Wind energy prospects

He said he saw a pick-up in exports in wind energy. “The outlook is promising. Demand is quite strong. Direction towards growth is seen in all segments. The first quarter of this year is also seeing an upward trend. We are targeting double-digit growth this year. We grew exports by 10% last year, and expect exports to do well this year,” Mr. Ram said.

To a question, he said Wheels India was building bogie bolster and block for the Indian Railways. “We just started rolling out to the Indian Railways. This is a new segment for us. In 2-3 years, this segment could become a pillar of growth similar to what the wind mill segment has become for us,” Mr. Ram said.

Net profit for the quarter ended March rose 12.7% to ₹19.5 crore from a year earlier. Revenue grew 26.6% to ₹705 crore from ₹557.7 crore (net of excise duty).

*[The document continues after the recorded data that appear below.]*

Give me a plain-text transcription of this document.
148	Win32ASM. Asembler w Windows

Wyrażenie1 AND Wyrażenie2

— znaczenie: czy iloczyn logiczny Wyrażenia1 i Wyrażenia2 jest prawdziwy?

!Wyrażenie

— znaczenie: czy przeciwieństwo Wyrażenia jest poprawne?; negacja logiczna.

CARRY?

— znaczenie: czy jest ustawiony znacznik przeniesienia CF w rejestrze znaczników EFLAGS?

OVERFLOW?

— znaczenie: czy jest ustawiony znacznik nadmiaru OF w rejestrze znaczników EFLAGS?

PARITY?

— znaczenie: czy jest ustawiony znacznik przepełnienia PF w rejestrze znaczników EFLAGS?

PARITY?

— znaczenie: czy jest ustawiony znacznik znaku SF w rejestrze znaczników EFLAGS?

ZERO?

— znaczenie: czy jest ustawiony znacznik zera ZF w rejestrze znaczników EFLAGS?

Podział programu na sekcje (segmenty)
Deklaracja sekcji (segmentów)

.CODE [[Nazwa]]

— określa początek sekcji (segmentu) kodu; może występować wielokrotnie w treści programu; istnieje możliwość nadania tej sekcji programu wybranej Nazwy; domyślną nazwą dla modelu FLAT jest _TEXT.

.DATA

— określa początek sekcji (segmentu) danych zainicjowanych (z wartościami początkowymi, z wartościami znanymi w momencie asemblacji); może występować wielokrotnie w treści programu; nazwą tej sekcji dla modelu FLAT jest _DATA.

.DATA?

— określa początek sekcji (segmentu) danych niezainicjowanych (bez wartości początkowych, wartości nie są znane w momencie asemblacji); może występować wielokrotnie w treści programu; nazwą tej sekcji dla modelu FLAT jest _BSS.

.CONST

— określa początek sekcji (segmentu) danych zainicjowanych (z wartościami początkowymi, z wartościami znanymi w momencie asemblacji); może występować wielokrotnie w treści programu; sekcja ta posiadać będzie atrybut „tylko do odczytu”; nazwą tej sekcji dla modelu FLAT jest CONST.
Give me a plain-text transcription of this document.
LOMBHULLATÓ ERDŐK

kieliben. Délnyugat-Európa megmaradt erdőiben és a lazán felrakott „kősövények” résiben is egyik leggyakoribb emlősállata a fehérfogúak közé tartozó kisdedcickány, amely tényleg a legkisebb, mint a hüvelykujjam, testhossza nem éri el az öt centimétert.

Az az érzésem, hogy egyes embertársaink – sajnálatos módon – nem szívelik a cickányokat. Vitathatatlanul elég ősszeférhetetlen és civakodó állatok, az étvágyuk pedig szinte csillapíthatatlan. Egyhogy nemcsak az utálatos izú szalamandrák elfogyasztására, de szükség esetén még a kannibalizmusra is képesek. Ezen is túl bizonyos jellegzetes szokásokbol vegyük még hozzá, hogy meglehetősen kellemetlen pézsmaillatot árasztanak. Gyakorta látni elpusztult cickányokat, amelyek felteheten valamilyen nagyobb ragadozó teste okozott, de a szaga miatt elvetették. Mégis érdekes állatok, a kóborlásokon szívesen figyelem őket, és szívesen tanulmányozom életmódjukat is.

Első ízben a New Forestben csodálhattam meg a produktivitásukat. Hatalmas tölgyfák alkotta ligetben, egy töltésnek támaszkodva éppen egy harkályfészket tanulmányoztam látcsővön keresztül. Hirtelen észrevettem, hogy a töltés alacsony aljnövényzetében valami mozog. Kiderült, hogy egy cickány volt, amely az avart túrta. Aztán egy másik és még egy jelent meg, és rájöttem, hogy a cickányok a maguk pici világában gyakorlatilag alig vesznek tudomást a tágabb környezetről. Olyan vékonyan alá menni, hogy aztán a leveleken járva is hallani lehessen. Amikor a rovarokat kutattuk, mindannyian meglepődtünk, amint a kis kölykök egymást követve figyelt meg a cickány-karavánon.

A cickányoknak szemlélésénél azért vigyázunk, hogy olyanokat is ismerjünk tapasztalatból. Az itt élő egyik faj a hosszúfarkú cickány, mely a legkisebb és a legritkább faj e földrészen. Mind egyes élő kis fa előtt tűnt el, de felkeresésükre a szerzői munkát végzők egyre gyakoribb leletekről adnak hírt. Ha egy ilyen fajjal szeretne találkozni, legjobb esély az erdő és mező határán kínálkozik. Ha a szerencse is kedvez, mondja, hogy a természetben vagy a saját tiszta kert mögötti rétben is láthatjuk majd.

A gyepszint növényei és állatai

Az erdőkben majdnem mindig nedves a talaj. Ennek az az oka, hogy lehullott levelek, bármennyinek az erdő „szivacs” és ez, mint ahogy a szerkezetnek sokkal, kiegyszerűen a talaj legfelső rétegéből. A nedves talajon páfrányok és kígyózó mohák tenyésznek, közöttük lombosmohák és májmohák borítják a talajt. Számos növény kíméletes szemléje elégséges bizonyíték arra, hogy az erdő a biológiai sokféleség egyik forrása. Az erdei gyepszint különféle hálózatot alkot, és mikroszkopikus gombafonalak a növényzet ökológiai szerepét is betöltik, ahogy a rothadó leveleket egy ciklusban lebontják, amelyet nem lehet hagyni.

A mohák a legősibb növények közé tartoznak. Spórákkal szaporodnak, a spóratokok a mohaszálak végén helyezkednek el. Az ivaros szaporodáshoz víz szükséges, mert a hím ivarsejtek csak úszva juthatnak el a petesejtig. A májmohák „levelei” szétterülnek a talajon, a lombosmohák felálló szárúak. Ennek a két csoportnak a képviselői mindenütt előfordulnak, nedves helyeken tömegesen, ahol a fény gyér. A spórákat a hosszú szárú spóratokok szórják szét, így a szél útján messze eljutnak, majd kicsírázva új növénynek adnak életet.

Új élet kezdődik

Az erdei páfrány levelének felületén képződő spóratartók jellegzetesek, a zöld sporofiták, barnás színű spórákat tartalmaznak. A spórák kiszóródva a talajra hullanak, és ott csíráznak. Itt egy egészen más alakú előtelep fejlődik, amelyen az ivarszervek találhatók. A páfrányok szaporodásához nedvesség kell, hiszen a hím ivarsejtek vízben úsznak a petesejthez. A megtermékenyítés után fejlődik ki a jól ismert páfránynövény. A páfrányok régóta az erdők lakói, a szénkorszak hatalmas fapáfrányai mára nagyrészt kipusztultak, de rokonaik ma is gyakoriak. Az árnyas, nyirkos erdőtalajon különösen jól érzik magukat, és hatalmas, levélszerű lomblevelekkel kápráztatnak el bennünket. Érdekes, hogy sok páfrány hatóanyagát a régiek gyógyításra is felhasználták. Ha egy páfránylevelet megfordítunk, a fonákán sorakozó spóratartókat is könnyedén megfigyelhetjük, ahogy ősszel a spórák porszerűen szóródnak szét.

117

“There are signs of recovery in the cyclical user segments that constitute the bulk of the company’s exports. The company exports wheels for off-road (construction, mining and agricultural) equipment tothe U.S., Japan, the U.K., South Korea and Brazil,” he said.

Wheels India registered a 23% increase in its net profit for the year ended March 2018 at ₹71.8 crore as compared to ₹58.4 crore in the year ended March 2017. Revenues (net of excise duty) for the year under review went up 14% to ₹2,469.5 crore from ₹2,176.1 crore registered in the previous year, driven largely by a demand uptake in the CVs and passenger car segments and a recovery in the overseas markets for its business segments in the second-half of the year.

The board of the company has recommended a final dividend of ₹9 per share. This, along with the interim dividend of ₹6 per share declared earlier in the year, takes the total dividend of the year to ₹15 per share.